Плоды свешиваются прямо со ствола — явление, для умеренной зоны совершенно незнакомое. Есть специальный термин для этого явления — «каулифлория». В дословном переводе: «цветостволие» или «стволоцветие», то есть цветки на стволе. До сих пор не удалось доказать, для чего так нужно. Знаток дождевых лесов П. Ричардс думает, что это режим экономии. В тропическом лесу, где со всех сторон теснят другие растения, где на учете каждый грамм вещества, тратить энергию на проталкивание питательных соков к плодам через сложную систему ветвей — излишняя роскошь. Не проще ли прямо подавать их из ствола в плоды?
Дыньки созревают долго, иногда полгода, иногда почти год. Зато их можно найти в любое время на дереве, как и цветки. В потребителях недостатка нет: белки и обезьяны тут на первом месте. Поступают, на наш взгляд, весьма странно. Самое питательное — семена, из которых мы делаем шоколад и какао, выплевывают, расшвыривают по сторонам. Сладкую, сочную, но водянистую мякоть высасывают, причмокивая от удовольствия. Для дерева, однако, такой странный вкус потребителей исключительно выгоден.

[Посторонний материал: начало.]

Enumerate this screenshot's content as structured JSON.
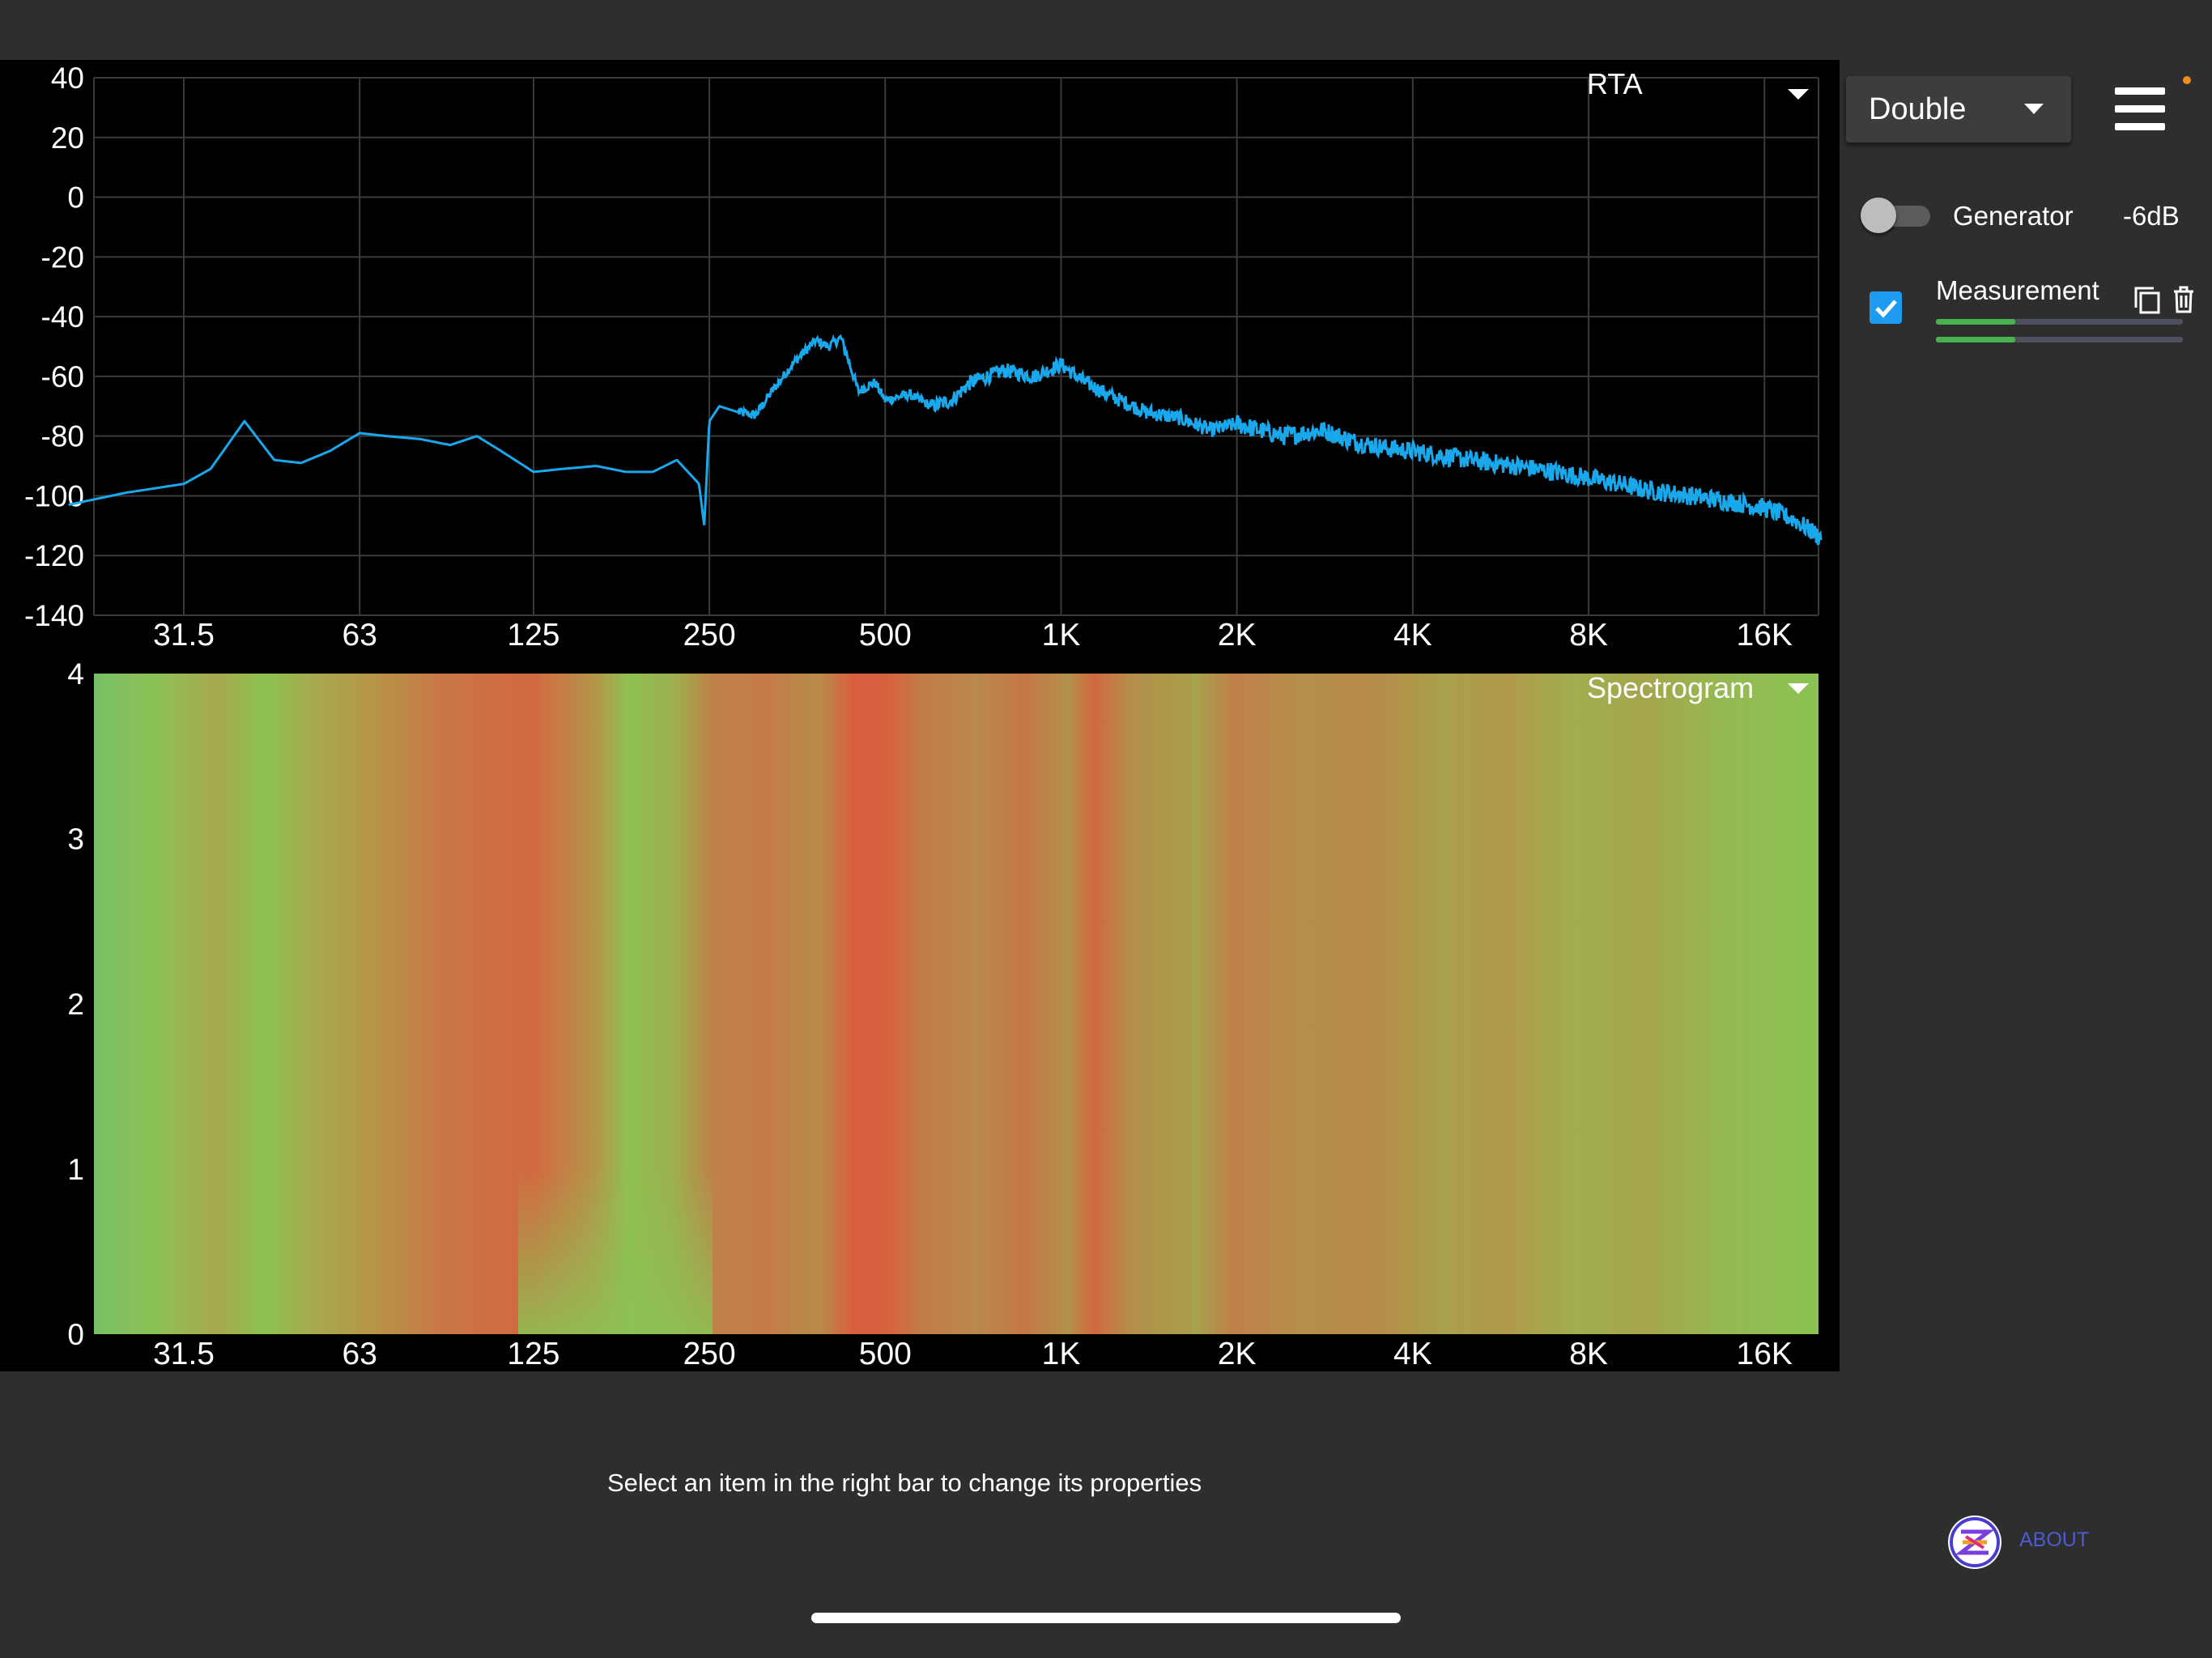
{
  "rta": {
    "mode_label": "RTA",
    "y_ticks": [
      "40",
      "20",
      "0",
      "-20",
      "-40",
      "-60",
      "-80",
      "-100",
      "-120",
      "-140"
    ],
    "x_ticks": [
      "31.5",
      "63",
      "125",
      "250",
      "500",
      "1K",
      "2K",
      "4K",
      "8K",
      "16K"
    ]
  },
  "spectrogram": {
    "mode_label": "Spectrogram",
    "y_ticks": [
      "4",
      "3",
      "2",
      "1",
      "0"
    ],
    "x_ticks": [
      "31.5",
      "63",
      "125",
      "250",
      "500",
      "1K",
      "2K",
      "4K",
      "8K",
      "16K"
    ]
  },
  "sidebar": {
    "view_mode": "Double",
    "generator": {
      "label": "Generator",
      "level": "-6dB",
      "enabled": false
    },
    "measurement": {
      "label": "Measurement",
      "checked": true,
      "level_fractions": [
        0.32,
        0.32
      ]
    }
  },
  "footer": {
    "hint": "Select an item in the right bar to change its properties",
    "about": "ABOUT"
  },
  "colors": {
    "trace": "#1aa8ec",
    "accent": "#1e9bf0",
    "level": "#48b24f",
    "about": "#4a5cd0"
  },
  "chart_data": [
    {
      "type": "line",
      "title": "",
      "xlabel": "",
      "ylabel": "",
      "x_scale": "log",
      "xlim": [
        20,
        20000
      ],
      "ylim": [
        -140,
        40
      ],
      "grid": true,
      "x": [
        20,
        25,
        31.5,
        35,
        40,
        45,
        50,
        56,
        63,
        70,
        80,
        90,
        100,
        110,
        125,
        140,
        160,
        180,
        200,
        220,
        240,
        245,
        250,
        260,
        280,
        300,
        320,
        350,
        380,
        400,
        420,
        450,
        480,
        500,
        550,
        600,
        650,
        700,
        800,
        900,
        1000,
        1100,
        1200,
        1400,
        1600,
        1800,
        2000,
        2400,
        2800,
        3200,
        3600,
        4000,
        5000,
        6000,
        7000,
        8000,
        9000,
        10000,
        12000,
        14000,
        16000,
        18000,
        20000
      ],
      "series": [
        {
          "values": [
            -103,
            -99,
            -96,
            -91,
            -75,
            -88,
            -89,
            -85,
            -79,
            -80,
            -81,
            -83,
            -80,
            -85,
            -92,
            -91,
            -90,
            -92,
            -92,
            -88,
            -96,
            -110,
            -75,
            -70,
            -72,
            -73,
            -65,
            -55,
            -48,
            -50,
            -47,
            -65,
            -62,
            -68,
            -66,
            -70,
            -68,
            -62,
            -58,
            -60,
            -56,
            -62,
            -66,
            -72,
            -74,
            -78,
            -76,
            -80,
            -78,
            -82,
            -84,
            -85,
            -88,
            -90,
            -92,
            -94,
            -96,
            -98,
            -100,
            -102,
            -104,
            -108,
            -114
          ]
        }
      ]
    },
    {
      "type": "heatmap",
      "title": "",
      "x_scale": "log",
      "xlim": [
        20,
        20000
      ],
      "ylim": [
        0,
        4
      ],
      "grid": false
    }
  ]
}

В диком виде в Африке какао никогда не росло. Его туда завезли европейцы. В девственных дождевых лесах Африки растет родич какао — кола. 49 видов колы разбросаны по лесам западного побережья Африки от Сьерра-Леоне до Конго и Гвинеи. Так же как и какао, кола строго придерживается экватора. Более чем на
Раньше в тропиках семена колы бросали в воду, если хотели сделать ее чистой, годной для питья. Жевали семена, нарезанные ломтиками. Теперь делают кока-колу.
Другие стеркулиевые
В первую очередь сама стеркулия, «навозница». Обитают ее многочисленные виды в Центральной Америке. Запах цветков отталкивающий. Зато плоды выглядят очень эффектно. У некоторых видов плод раскрывается красной звездой из пяти мясистых стручков. В открытых стручках сверкают черные семена со съедобной мякотью. Птицы растаскивают семена. Одну из стеркулий называют панама. Ее плоды дают съедобные семена, напоминающие каштаны. Жители Южной и Центральной Америки называют и их панама. От них получила имя и Республика Панама.
Совсем непохож на других стеркулиевых брахихитон — бутылочное дерево. По виду оно даже ближе к баобабам. Ствол, правда, не так толст, как у патриарха саванн, но все же достигает двух метров в толщину при совсем небольшой высоте— 10–15 метров. Листья у разных видов разные. То похожи на клен-лопастные, то узкие, простые. Цветки в крупных кистях: желтые или красные колокольчики. Плоды у одних сухие, у других сочные, съедобные. Древесина тоже бывает съедобная для скота.
Много бутылочников в Австралии. Их там 22 вида. Четвероногие больше всего любят брахихитон каменный. Он растет на камнях, на скалах. В стволе — сладкий сок, густой, как желе, а между корой и древесиной — запас воды. Сердцевину, как и листья, животные едят в трудное время, так что вся «бутыль» может быть выпита и съедена почти без остатка.
По низким, заболоченным берегам Индийского океана, по тропическим болотам растет херитиера прибрежная — вечнозеленое дерево с розовой корой и кожистыми листьями, поблескивающими снизу серебром шелковистых волосков. Ее крупные, как огурцы, плоды напоминают лодочку с килем. Тысячи таких лодочек дрейфуют в море, а затем прорастают, когда волной выбросит на берег. Другой вид херитиеры — херитиера фомес — имеет такие широкие «контрфорсы», что их отпиливают и используют в строительстве вместо обычных досок.
Самая печальная участь постигла два главных дерева с острова Святой Елены: черную и красную трохеции. Некогда эти вечнозеленые деревья с крупными белыми цветками покрывали все горы и холмы острова. К несчастью, их древесина оказалась слишком ценной. В короткий срок оба вида были начисто вырублены. Козы, которых европейцы захватили с собой, сожрали молодую поросль. Если бы вовремя ботаники не спохватились и не вывезли эти деревья в ботанические сады Европы, трохеции исчезли бы с лица Земли. На острове Святой Елены их место заняла другая растительность, которая встречается по всему тропическому поясу.
Куда девались липы?
Испокон веку основным строителем лесов в Подмосковье считали дуб. Так думали знаменитый московский ботаник В. Алехин и многие другие. И, входя под сень подмосковной дубравы, можно было себе представить, какими могущественными были они в средней России много веков назад.